I cannot agree more than what this article promotes. People WILL do anything to get atleast a little fame. A foul baseball could sell for over a million, depending on the person. I also think it's funny how people kind of lose it if the tissue that was sneezed on by Randy Moss goes to another person. But, considering that I AM a Christian, I believe, since they found this little shard of biblical history, that there should be more reassurance that there IS a God. But of course, admission to the Minnesota Science Museum is cheaper than a ticket to Africa. I feel lucky that I get to see this piece of the bible, written over 2000 years ago. That'll show you atheists!

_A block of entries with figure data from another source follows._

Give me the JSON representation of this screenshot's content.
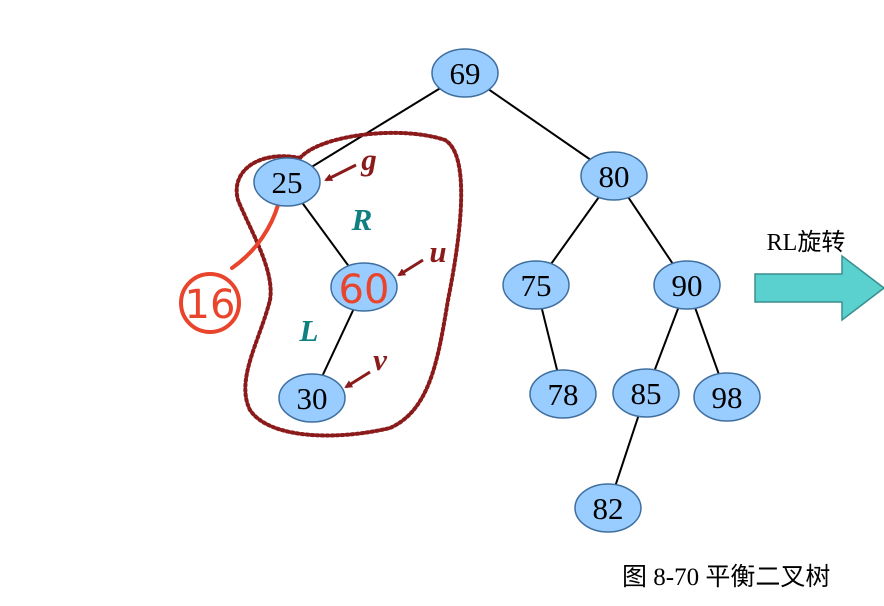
{
  "tree": {
    "nodes": [
      {
        "id": "n69",
        "label": "69"
      },
      {
        "id": "n25",
        "label": "25"
      },
      {
        "id": "n80",
        "label": "80"
      },
      {
        "id": "n60",
        "label": "60"
      },
      {
        "id": "n30",
        "label": "30"
      },
      {
        "id": "n75",
        "label": "75"
      },
      {
        "id": "n90",
        "label": "90"
      },
      {
        "id": "n78",
        "label": "78"
      },
      {
        "id": "n85",
        "label": "85"
      },
      {
        "id": "n98",
        "label": "98"
      },
      {
        "id": "n82",
        "label": "82"
      }
    ],
    "edges": [
      [
        "n69",
        "n25"
      ],
      [
        "n69",
        "n80"
      ],
      [
        "n25",
        "n60"
      ],
      [
        "n60",
        "n30"
      ],
      [
        "n80",
        "n75"
      ],
      [
        "n80",
        "n90"
      ],
      [
        "n75",
        "n78"
      ],
      [
        "n90",
        "n85"
      ],
      [
        "n90",
        "n98"
      ],
      [
        "n85",
        "n82"
      ]
    ]
  },
  "annotations": {
    "g": "g",
    "u": "u",
    "v": "v",
    "R": "R",
    "L": "L",
    "handwritten_inserted": "16",
    "handwritten_overwrite": "60"
  },
  "rotation_label": "RL旋转",
  "caption": "图 8-70    平衡二叉树",
  "colors": {
    "node_fill": "#99ccff",
    "node_stroke": "#3f6f9f",
    "edge": "#000000",
    "annotation_red": "#8b1a1a",
    "annotation_teal": "#0f7f7f",
    "handwriting": "#e8452c",
    "dotted_outline": "#8b1a1a",
    "arrow_fill": "#5ad1cf",
    "arrow_stroke": "#3a8f8f"
  }
}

I also find it amazing how many people show up, christian or not, to see the "Dead Sea Scrolls". Alot of people could care less about this, but it's still good to know that they actually care enough to come to this event. It's also very fun to see children being able to notice this, even when their not even old enough to understand any of it. I thank all of those people who can translate this fragment of history, and provide it to me.
Sincerly, The Green Bay Loving Minnesotan.
P.S. They will beat the Vikings today!